Intervention de Yannick Bodin

Réunion du 5 décembre 2007 à 9h30
Loi de finances pour 2008 — Enseignement scolaire

Photo de Yannick BodinYannick Bodin :

Le Gouvernement invoque la liberté de choix des parents, le mérite, la volonté de l'enfant.

Cependant, faut-il rappeler l'évidence ? La liberté de choix produit bel et bien de l'inégalité. Que se passe-t-il ? Les enfants des familles informées, initiées, et quelques bons élèves boursiers vont rejoindre les établissements « de bonne réputation ». Quand les demandes seront trop nombreuses, ce sera la sélection, et, dans la plupart des cas, l'affectation, j'allais dire le retour, dans le lycée de la zone d'origine.

En fait, la coupure sociale se trouvera accentuée : d'un côté regroupement des meilleurs, de l'autre, ghettoïsation achevée des plus défavorisés.

Ce qu'il faut, monsieur le ministre, si vous voulez revenir sur la carte scolaire - cela peut être utile - c'est, au contraire, plus de mixité sociale. Il s'agit aussi d'accroître le nombre de personnels d'encadrement dans les collèges « ambition réussite ». Il n'y a pas d'autre méthode que l'accompagnement individualisé, personnalisé. Il faut donc un nombre plus important d'adultes auprès de ces élèves.

À côté de ce faux « libre choix », qui va concentrer tous les problèmes dans certains établissements sous pression, pour ne pas dire sous haute tension - sans parler du moral des professeurs affectés sur place - vous avez décidé, monsieur le ministre, de supprimer, purement et simplement, 11 200 emplois dans l'éducation nationale pour la seule année 2008.

Je dois pourtant rappeler que, dans aucun pays d'Europe, le nombre moyen d'élèves en classe de mathématique, à l'âge de quinze ans, n'est aussi élevé qu'en France. Il y est de vingt-sept élèves, alors que la moyenne des autres pays se situe entre vingt-quatre, au maximum, et dix-huit, au minimum.

Faut-il rapprocher ces chiffres de ceux qui viennent d'être révélés par la dernière enquête PISA - programme international pour le suivi des acquis des élèves - qui, même s'ils doivent être pris avec toutes les précautions de rigueur en cas d'enquêtes internationales, laissent cependant apparaître un nouveau recul du niveau de nos élèves ? Il y aurait ainsi une année de retard, notamment en sciences, entre les jeunes Finlandais et les jeunes Français.

Comment imaginer, face à de telles comparaisons, des suppressions supplémentaires de postes ? Ce choix politique est lourd de conséquences, et montre une fois de plus que la réduction des inégalités sociales ne pourra pas se faire à l'école.

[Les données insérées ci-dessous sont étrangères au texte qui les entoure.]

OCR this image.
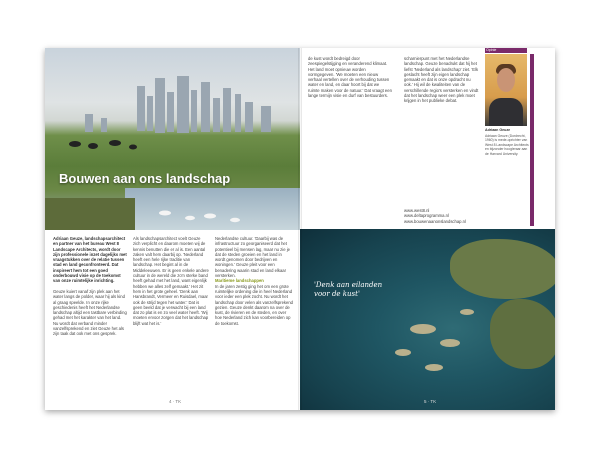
Bouwen aan ons landschap

Adriaan Geuze, landschapsarchitect en partner van het bureau West 8 Landscape Architects, wordt door zijn professionele inzet dagelijks met vraagstukken over de relatie tussen stad en land geconfronteerd. Dat inspireert hem tot een goed onderbouwd visie op de toekomst van onze ruimtelijke inrichting.

Geuze kuiert vanaf zijn plek aan het water langs de polder, waar hij als kind al graag speelde. In onze rijke geschiedenis heeft het Nederlandse landschap altijd een tastbare verbinding gehad met het karakter van het land. Nu wordt dat verband minder vanzelfsprekend en ziet Geuze het als zijn taak dat ook met ons gesprek.

Als landschapsarchitect voelt Geuze zich verplicht en daarom moeten wij de kennis benutten die er al is. Een aantal zaken valt hem daarbij op. 'Nederland heeft een hele rijke traditie van landschap. Het begint al in de Middeleeuwen. Er is geen enkele andere cultuur in de wereld die zo'n sterke band heeft gehad met het land, want eigenlijk hebben we alles zelf gemaakt.' Het zit hem in het grote geheel. 'Denk aan Hansbrandt, Vermeer en Ruisdael, maar ook de strijd tegen het water.' Dat is geen beeld dat je verwacht bij een land dat zo plat is en zo veel water heeft. 'Wij moeten ervoor zorgen dat het landschap blijft wat het is.'

Nederlandse cultuur. 'Daarbij was de infrastructuur zo georganiseerd dat het potentieel bij mensen lag, maar nu zie je dat de steden groeien en het land in wordt genomen door bedrijven en woningen.' Geuze pleit voor een benadering waarin stad en land elkaar versterken.
Maritieme landschappen
In de jaren zestig ging het om een grote ruimtelijke ordening die in heel Nederland voor ieder een plek zocht. Nu wordt het landschap door velen als vanzelfsprekend gezien. Geuze denkt daarom na over de kust, de rivieren en de steden, en over hoe Nederland zich kan voorbereiden op de toekomst.

4 · TK

de kust wordt bedreigd door zeespiegelstijging en veranderend klimaat. Het land moet opnieuw worden vormgegeven. 'We moeten een nieuw verhaal vertellen over de verhouding tussen water en land, en daar hoort bij dat we ruimte maken voor de natuur.' Dat vraagt een lange termijn visie en durf van bestuurders.

scharnierpunt met het Nederlandse landschap. Geuze benadrukt dat hij het liefst 'Nederland als landschap' ziet. 'Elk geslacht heeft zijn eigen landschap gemaakt en dat is onze opdracht nu ook.' Hij wil de kwaliteiten van de verschillende regio's versterken en vindt dat het landschap weer een plek moet krijgen in het publieke debat.

www.west8.nl
www.deltaprogramma.nl
www.bouwenaanonslandschap.nl
Opinie
Adriaan Geuze
Adriaan Geuze (Dordrecht, 1960) is mede-oprichter van West 8 Landscape Architects en bijzonder hoogleraar aan de Harvard University.

'Denk aan eilanden voor de kust'

5 · TK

De plus, la baisse de 16, 4 % des crédits d'action sociale compris dans le programme 230 « Vie de l'élève » est à ce titre inadmissible. De même, dans les crédits d'intervention, en 2008, les crédits destinés aux associations ne retrouvent même pas leur niveau de 2006.

Je passe à un autre sujet. Il est nécessaire, s'agissant de la généralisation de l'accompagnement éducatif entre seize heures et dix-huit heures, que des mesures soient mises en oeuvre pour accompagner les élèves qui en ont le plus besoin.

Vous décidez, monsieur le ministre, de vous en remettre au volontariat. Nous constatons, pour le moment du moins, que ne sont volontaires - ou ne sont d'abord volontaires - que les élèves qui ont le moins besoin de soutien. Il faut un encadrement et un tutorat forts pour les élèves qui en ont le plus besoin.

S'il est bon que cette mesure soit généralisée dans les collèges, il convient toutefois qu'elle le soit d'abord pour tous les élèves en difficulté. Cela exige de votre part un renforcement de l'encadrement, une présence plus importante et plus nombreuse des adultes, avant tout pour éviter que ces heures ne soient perçues par un certain nombre d'élèves comme des heures de punition ou des heures de colle. Il faudra bien accompagner ces élèves et leur expliquer.

Ce n'est donc vraiment pas le moment de supprimer des postes au budget de l'éducation nationale.

On ne peut qu'approuver le principe d'un dispositif qui fait de l'école son propre recours, au grand dam - c'est tant mieux ! - des officines de cours privés.